São muitas as investigações envolvendo siglas diferentes que comprovam o mau uso dos dois fundos. Algumas têm como protagonistas o Partido Republicano da Ordem Social, o Pros, e seu fundador e agora ex-presidente, Eurípedes Gomes de Macedo Júnior. A mais recente está narrada em um relatório ao qual Crusoé teve acesso e que resume as descobertas de um inquérito com 1.100 páginas concluído em dezembro e recém-enviado à Justiça Federal. O relatório ilustra como os milhões de reais do fundo eleitoral servem para enriquecer e dar boa vida a líderes políticos. O documento aponta o uso de “laranjas”, empresas fantasmas e notas frias na lavagem do dinheiro desviado. Delatores e testemunhas são ex-dirigentes e ex-correligionários do próprio Pros. O líder do esquema, que desviou 5 milhões de reais, segundo a investigação, é Eurípedes Júnior. Ele presidia a sigla até o último sábado, 11, mas a executiva nacional fez uma reunião às pressas para tirá-lo do cargo ao saber da conclusão da apuração.
O inquérito foi conduzido pela Polícia Civil de Goiás. Por envolver recursos da União, acabou remetido para a Justiça Federal. De acordo com a investigação, em 2015, por meio de contadores e funcionários do Pros, foram criadas duas empresas fantasmas para lavar dinheiro público recebido pelo partido. Elas funcionavam — só no papel — em Planaltina de Goiás, a 60 quilômetros de Brasília, uma das cidades que formam o cinturão de pobreza ao redor da capital federal, local de residência e base política de Eurípedes. Dois anos depois de serem abertas, cada uma das firmas, mesmo sem sede ou funcionário, recebeu 2 milhões de reais do fundo partidário por meio de serviços nunca prestados.
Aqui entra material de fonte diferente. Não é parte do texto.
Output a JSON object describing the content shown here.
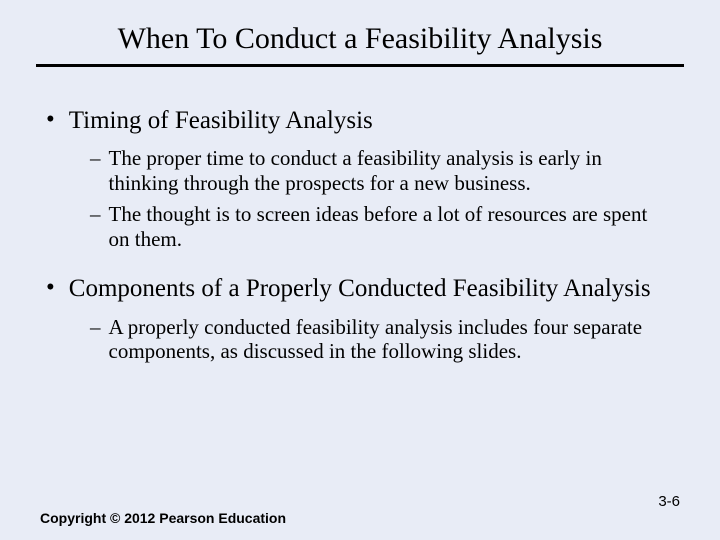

Elas também serviram para fornecer notas fiscais frias à Fundação da Ordem Social, entidade mantida com recursos públicos recebidos pelo partido e dirigida por pessoas da confiança do então presidente da legenda. Ainda em 2017, as empresas mudaram de natureza, trocaram de sócios e de cidade. Tudo para manter o esquema oculto. Ambas foram para a também goiana Cidade Ocidental, distante 80 quilômetros de Planaltina. Na mudança, as empresas passaram a usar o endereço de duas casas vizinhas, no centro do município, onde residem famílias que nem sequer conheciam as empresas, o Pros ou mesmo Eurípedes Júnior.
Quando a empresa mudou de cidade, outro laranja foi chamado para integrar a sociedade. Ele, um desempregado, foi convidado para a empreitada pelo filho de um contador que trabalha para o partido. Pelo empréstimo do nome, topou receber 1.500 reais. Não sabia, porém, que estava entrando em um esquema político. Em tese, o convite era para ser sócio de um salão de beleza. Outro que seguiu o mesmo caminho foi o também desempregado Reginaldo Moreira da Silva, de 38 anos, que Crusoé localizou nesta semana na porta de uma mercearia, ao lado de sua casa, na periferia de Planaltina. “Esse empresário aqui não tá com nada. Os únicos sócios que tenho são os meus amigos do sindicato dos bêbados”, disse ele, aos risos. O homem de boné furado, bermuda jeans surrada e chinelo de dedo diz que só soube do esquema quando foi chamado à polícia para prestar depoimento. Pela empresa da qual ele era sócio haviam passado 2 milhões de reais — dinheiro que Reginaldo nunca viu, nem de longe.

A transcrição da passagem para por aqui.